Lieferando macht’s vor: Was Unternehmen über freie Dienstverträge wissen sollten
Die jüngste Entscheidung des Lieferdienstes Lieferando, alle festangestellten Fahrer:innen zu kündigen und stattdessen auf freie Dienstverträge umzustellen, hat für viel Aufsehen gesorgt – nicht nur in der Öffentlichkeit, sondern auch in der Wirtschaftswelt. Der zugrundeliegende Artikel im Standard beleuchtet die Umstellung der gesamten Logistikstruktur. Zum Artikel.
Das wirft für viele Unternehmen eine zentrale Frage auf: Welche Vorteile bringt die Umstellung auf freie Dienstverhältnisse – und wo lauern rechtliche Fallstricke?
Genau mit diesen Überlegungen sah sich auch ein großes Wiener Montageunternehmen konfrontiert. Gemeinsam mit einer Rechtsberatung wurden folgende zentrale Aspekte analysiert:
Befristete Arbeitsverhältnisse – Spiel mit dem Feuer?
Zunächst stellt sich die Frage, ob eine Umstellung auf befristete Arbeitsverhältnisse sinnvoll ist. Dabei sind sogenannte Kettenarbeitsverträge ein heißes Eisen:
Die Gesetzeslage ist klar – Kettenverträge sind grundsätzlich unzulässig, sofern keine objektiv nachvollziehbaren Gründe vorliegen. Saisonarbeit etwa kann ein solcher Grund sein, nicht aber allgemeine Unsicherheit über Auftragslage oder Konjunktur.
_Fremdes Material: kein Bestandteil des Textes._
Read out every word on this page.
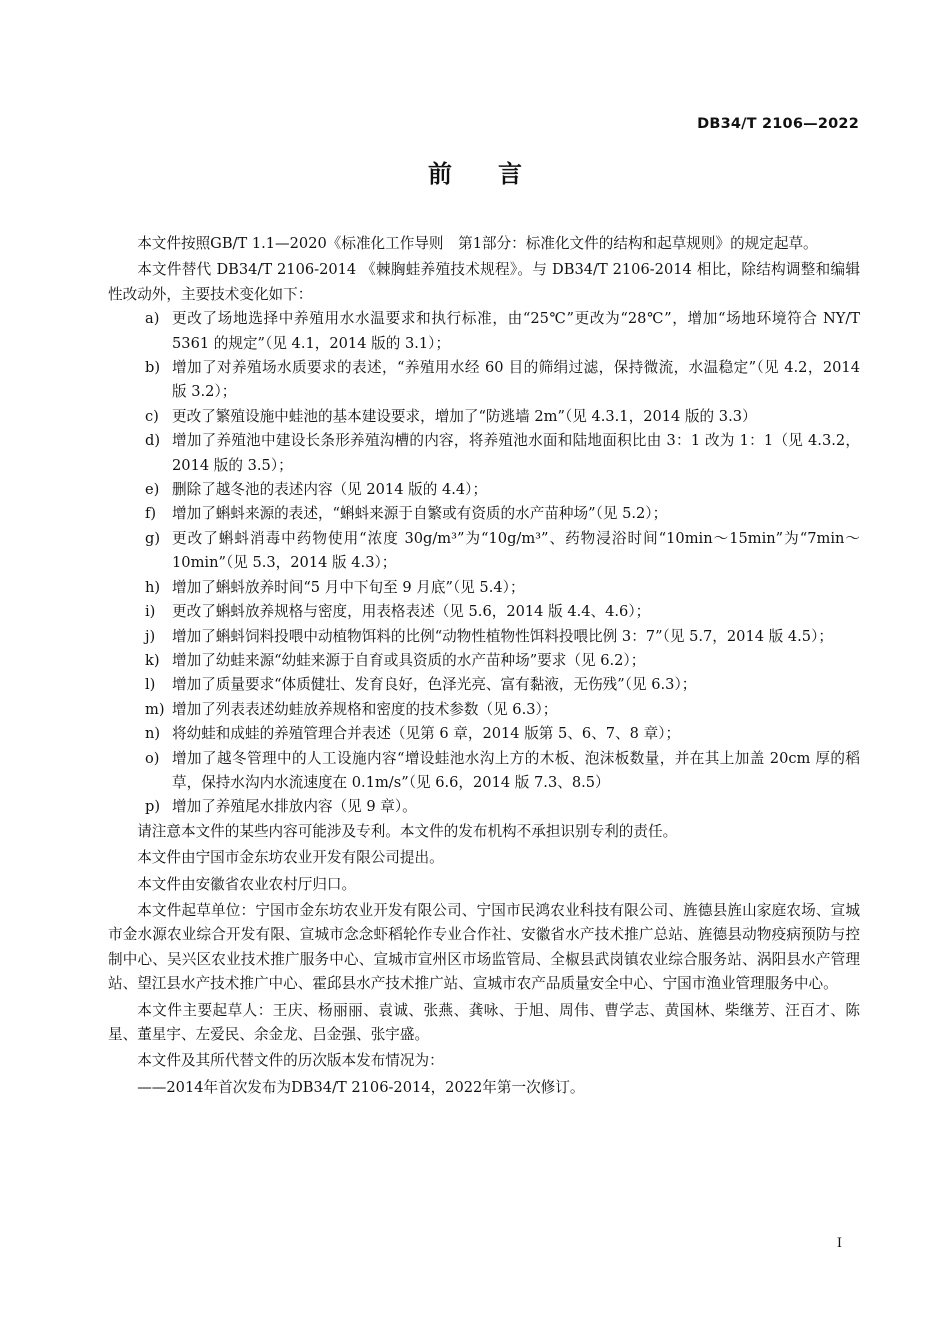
DB34/T 2106—2022
前言

本文件按照GB/T 1.1—2020《标准化工作导则　第1部分：标准化文件的结构和起草规则》的规定起草。

本文件替代 DB34/T 2106-2014 《棘胸蛙养殖技术规程》。与 DB34/T 2106-2014 相比，除结构调整和编辑性改动外，主要技术变化如下：

a) 更改了场地选择中养殖用水水温要求和执行标准，由“25℃”更改为“28℃”，增加“场地环境符合 NY/T 5361 的规定”（见 4.1，2014 版的 3.1）；

b) 增加了对养殖场水质要求的表述，“养殖用水经 60 目的筛绢过滤，保持微流，水温稳定”（见 4.2，2014 版 3.2）；

c) 更改了繁殖设施中蛙池的基本建设要求，增加了“防逃墙 2m”（见 4.3.1，2014 版的 3.3）

d) 增加了养殖池中建设长条形养殖沟槽的内容，将养殖池水面和陆地面积比由 3：1 改为 1：1（见 4.3.2，2014 版的 3.5）；

e) 删除了越冬池的表述内容（见 2014 版的 4.4）；

f) 增加了蝌蚪来源的表述，“蝌蚪来源于自繁或有资质的水产苗种场”（见 5.2）；

g) 更改了蝌蚪消毒中药物使用“浓度 30g/m³”为“10g/m³”、药物浸浴时间“10min～15min”为“7min～10min”（见 5.3，2014 版 4.3）；

h) 增加了蝌蚪放养时间“5 月中下旬至 9 月底”（见 5.4）；

i) 更改了蝌蚪放养规格与密度，用表格表述（见 5.6，2014 版 4.4、4.6）；

j) 增加了蝌蚪饲料投喂中动植物饵料的比例“动物性植物性饵料投喂比例 3：7”（见 5.7，2014 版 4.5）；

k) 增加了幼蛙来源“幼蛙来源于自育或具资质的水产苗种场”要求（见 6.2）；

l) 增加了质量要求“体质健壮、发育良好，色泽光亮、富有黏液，无伤残”（见 6.3）；

m) 增加了列表表述幼蛙放养规格和密度的技术参数（见 6.3）；

n) 将幼蛙和成蛙的养殖管理合并表述（见第 6 章，2014 版第 5、6、7、8 章）；

o) 增加了越冬管理中的人工设施内容“增设蛙池水沟上方的木板、泡沫板数量，并在其上加盖 20cm 厚的稻草，保持水沟内水流速度在 0.1m/s”（见 6.6，2014 版 7.3、8.5）

p) 增加了养殖尾水排放内容（见 9 章）。

请注意本文件的某些内容可能涉及专利。本文件的发布机构不承担识别专利的责任。

本文件由宁国市金东坊农业开发有限公司提出。

本文件由安徽省农业农村厅归口。

本文件起草单位：宁国市金东坊农业开发有限公司、宁国市民鸿农业科技有限公司、旌德县旌山家庭农场、宣城市金水源农业综合开发有限、宣城市念念虾稻轮作专业合作社、安徽省水产技术推广总站、旌德县动物疫病预防与控制中心、吴兴区农业技术推广服务中心、宣城市宣州区市场监管局、全椒县武岗镇农业综合服务站、涡阳县水产管理站、望江县水产技术推广中心、霍邱县水产技术推广站、宣城市农产品质量安全中心、宁国市渔业管理服务中心。

本文件主要起草人：王庆、杨丽丽、袁诚、张燕、龚咏、于旭、周伟、曹学志、黄国林、柴继芳、汪百才、陈星、董星宇、左爱民、余金龙、吕金强、张宇盛。

本文件及其所代替文件的历次版本发布情况为：

——2014年首次发布为DB34/T 2106-2014，2022年第一次修订。

I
Das Risiko? Eine rückwirkende Umwandlung in ein unbefristetes Arbeitsverhältnis – mit allen arbeitsrechtlichen Konsequenzen. Die Schwelle ist niedrig: Schon bei einer einmaligen Verlängerung kann ein einheitliches Arbeitsverhältnis angenommen werden.
Schlüssel zur Risikominimierung: Ein sorgfältig konzipiertes Vertragsdesign, das den tatsächlichen organisatorischen Gegebenheiten entspricht. Denn auch perfekte Formulierungen helfen nicht, wenn die Realität anders aussieht – z.B. wenn über längere Zeit ähnliche Tätigkeiten in gleicher Weise verrichtet werden.
Freie Dienstverträge – das flexiblere Modell?
Freie Dienstverträge bieten auf den ersten Blick erhebliche Vorteile:
- Keine Bindung an Kollektivverträge oder arbeitsrechtliche Schutzgesetze wie das Arbeitszeitgesetz oder Urlaubsgesetz.
- Kettenverträge sind hier ausdrücklich erlaubt.
- Geringere Arbeitgeberpflichten, da freie Dienstnehmer nicht als klassisch sozial schutzbedürftig gelten.
Doch diese Flexibilität kommt mit einem Haken: Die Grenze zur Scheinselbstständigkeit ist fließend. Wird der freie Dienstvertrag nur zum Schein abgeschlossen, droht eine behördliche Umqualifizierung – etwa im Rahmen einer GPLA-Prüfung (gemeinsame Prüfung durch Finanz, Sozialversicherung und Arbeitsinspektorat).
Typische Merkmale eines freien Dienstverhältnisses:
- Keine persönliche Abhängigkeit (z. B. keine fixen Arbeitszeiten, keine umfassende Weisungsbindung)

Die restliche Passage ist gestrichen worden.